Voilà qu’après la réalisation de plus de la moitié du chantier La Romaine, la situation semble s’être cristallisée, au vu et au su de la classe politique québécoise et canadienne. Certains entrepreneurs – ils ne sont pas tous à mettre dans le même sac – se foutent éperdument de la région d’accueil et amènent avec eux 75%, 90% et parfois 100% de leur main d’œuvre avec eux. Pendant tout ce temps, le Gouvernement (qu’il soit libéral ou péquiste) se cache derrière le contexte législatif et règlementaire… et le saccage continue de plus belle.

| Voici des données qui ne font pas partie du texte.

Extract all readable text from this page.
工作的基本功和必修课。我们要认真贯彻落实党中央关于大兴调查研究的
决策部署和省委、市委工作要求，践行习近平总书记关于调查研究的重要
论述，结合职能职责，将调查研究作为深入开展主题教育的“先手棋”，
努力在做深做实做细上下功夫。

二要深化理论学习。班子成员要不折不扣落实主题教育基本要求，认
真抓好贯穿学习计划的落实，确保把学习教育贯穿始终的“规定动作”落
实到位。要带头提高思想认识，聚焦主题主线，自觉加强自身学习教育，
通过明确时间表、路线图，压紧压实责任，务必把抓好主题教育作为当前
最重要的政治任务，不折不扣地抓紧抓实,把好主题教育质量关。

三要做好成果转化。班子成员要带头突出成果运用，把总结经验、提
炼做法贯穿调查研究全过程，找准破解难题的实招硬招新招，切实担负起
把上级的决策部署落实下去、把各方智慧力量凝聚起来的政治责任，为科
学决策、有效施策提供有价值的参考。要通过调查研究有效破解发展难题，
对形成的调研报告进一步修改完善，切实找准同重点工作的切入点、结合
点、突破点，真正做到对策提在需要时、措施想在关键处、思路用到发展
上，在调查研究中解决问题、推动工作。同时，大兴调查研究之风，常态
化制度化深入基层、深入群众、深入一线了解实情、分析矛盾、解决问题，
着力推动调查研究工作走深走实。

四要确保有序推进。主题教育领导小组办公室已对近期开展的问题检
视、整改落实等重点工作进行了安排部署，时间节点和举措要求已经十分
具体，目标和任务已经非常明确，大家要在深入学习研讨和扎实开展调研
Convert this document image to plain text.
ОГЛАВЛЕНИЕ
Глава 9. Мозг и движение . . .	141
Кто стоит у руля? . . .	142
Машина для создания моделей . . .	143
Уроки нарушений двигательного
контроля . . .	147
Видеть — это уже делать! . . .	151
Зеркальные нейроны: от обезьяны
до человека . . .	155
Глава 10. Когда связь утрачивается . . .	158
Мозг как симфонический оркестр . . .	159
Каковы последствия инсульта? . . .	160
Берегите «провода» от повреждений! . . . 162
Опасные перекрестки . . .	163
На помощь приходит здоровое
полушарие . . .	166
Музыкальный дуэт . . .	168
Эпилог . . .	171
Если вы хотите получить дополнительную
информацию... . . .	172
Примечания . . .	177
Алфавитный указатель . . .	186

À l’image de bien d’autres sources d’information depuis plusieurs années, la Commission Charbonneau permet actuellement de comprendre de quelle manière la Minganie et la Côte-Nord sont spoliées de leurs ressources naturelles, sans même que les travailleurs locaux et régionaux réussissent à gagner leur pain. La situation est grave, même tragique. Aujourd’hui, c’est la Côte-Nord qui se fait piétiner avec les chantiers sur La Romaine et les minières… demain, ce sera la Gaspésie avec le chantier de Port-Daniel, et puis cela continuera.

En accord total avec de nombreux élus et leaders nord-côtiers, l’AGAM se lève aujourd’hui pour dire « Assez c’est assez ! » Joël Malec, président de l’AGAM affirme « N’acceptons pas, comme société québécoise, que les travailleurs nord-côtiers n’aient pas un accès prioritaire aux chantiers se déroulant sur leur territoire ».

Aujourd’hui, il ne s’agit pas d’une question de principe ou d’une question d’honneur. Pour Joël Malec, « il s’agit d’une question de survie, de la survie d’une région qui contribue à l’essor économique du Québec tout en subissant un déclin de son niveau de vie ». L’AGAM interpelle la classe politique québécoise pour qu’elle agisse prestement, avec courage, en allant au-delà de toute commission parlementaire ou comité de travail… Dans 4 ans le chantier sera fini, dans 1 an de nombreux travailleurs auront quitté la Minganie, à la recherche de travail dans d’autres régions du Québec, alors que le plus grand chantier en Amérique du Nord s’y déroule.